A residual-type a posteriori error estimation is developed for an interior penalty virtual element method (IPVEM) to solve a Kirchhoff plate bending problem. The computable error estimator is incorporated. We derive the reliability and efficiency of the a posteriori error bound by constructing an enriching operator and establishing some related error estimates. As an outcome of the error estimator, an adaptive VEM is introduced by means of the mesh refinement strategy with the one-hanging-node rule.
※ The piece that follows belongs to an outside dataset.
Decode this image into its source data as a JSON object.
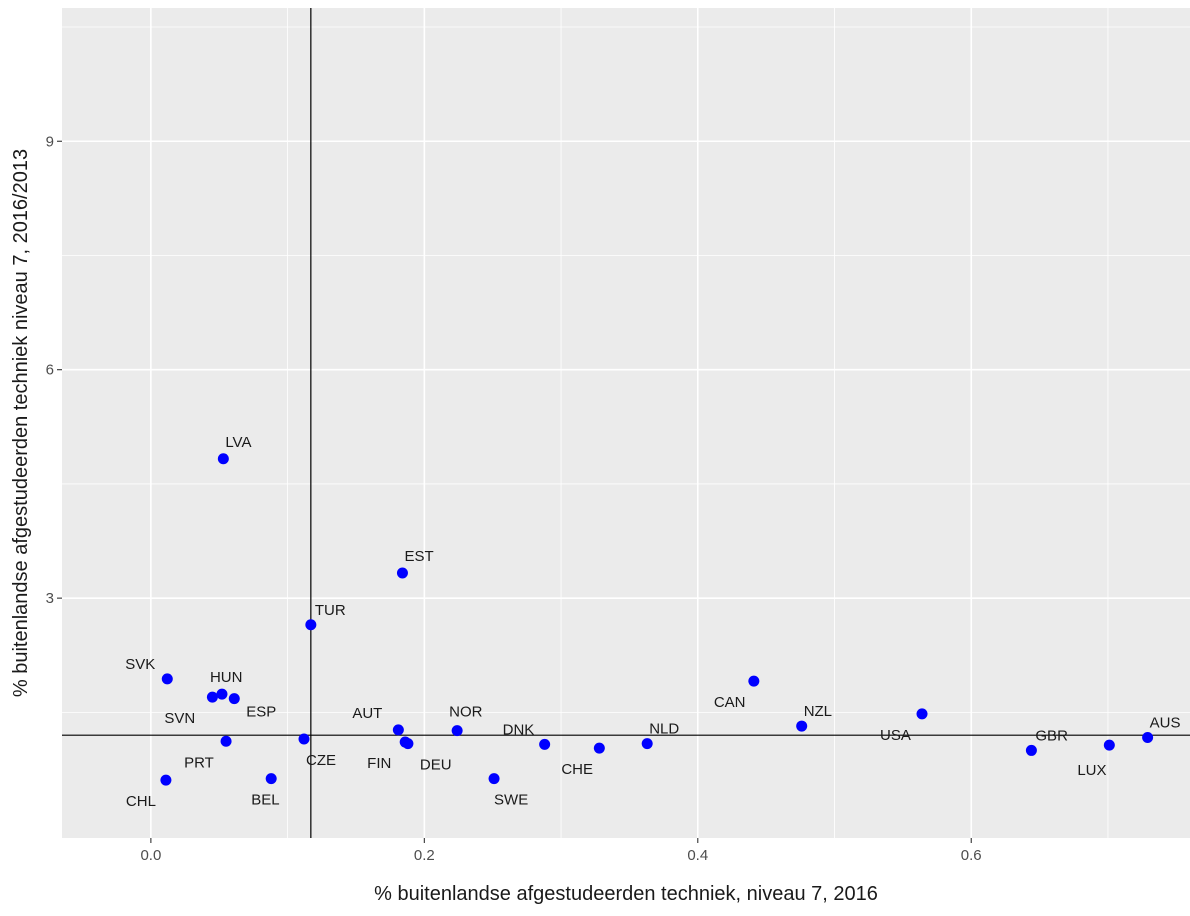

Numerical results on various benchmark tests confirm the robustness of the proposed error estimator and show the efficiency of the resulting adaptive VEM. (This is the initial version; additional content will be included in the final version.)

翻译：针对求解Kirchhoff板弯曲问题的内罚虚拟元方法（IPVEM），本文发展了一种残差型后验误差估计方法。该方法包含了可计算的误差估计子。通过构造一个加益算子并建立若干相关误差估计，我们推导了后验误差界的可靠性与有效性。作为该误差估计子的应用，我们基于单悬挂节点规则的网格细化策略，引入了一种自适应虚拟元方法。多个基准测试的数值结果证实了所提误差估计子的鲁棒性，并展示了所得自适应虚拟元方法的有效性。（此为初始版本；最终版本将包含更多内容。）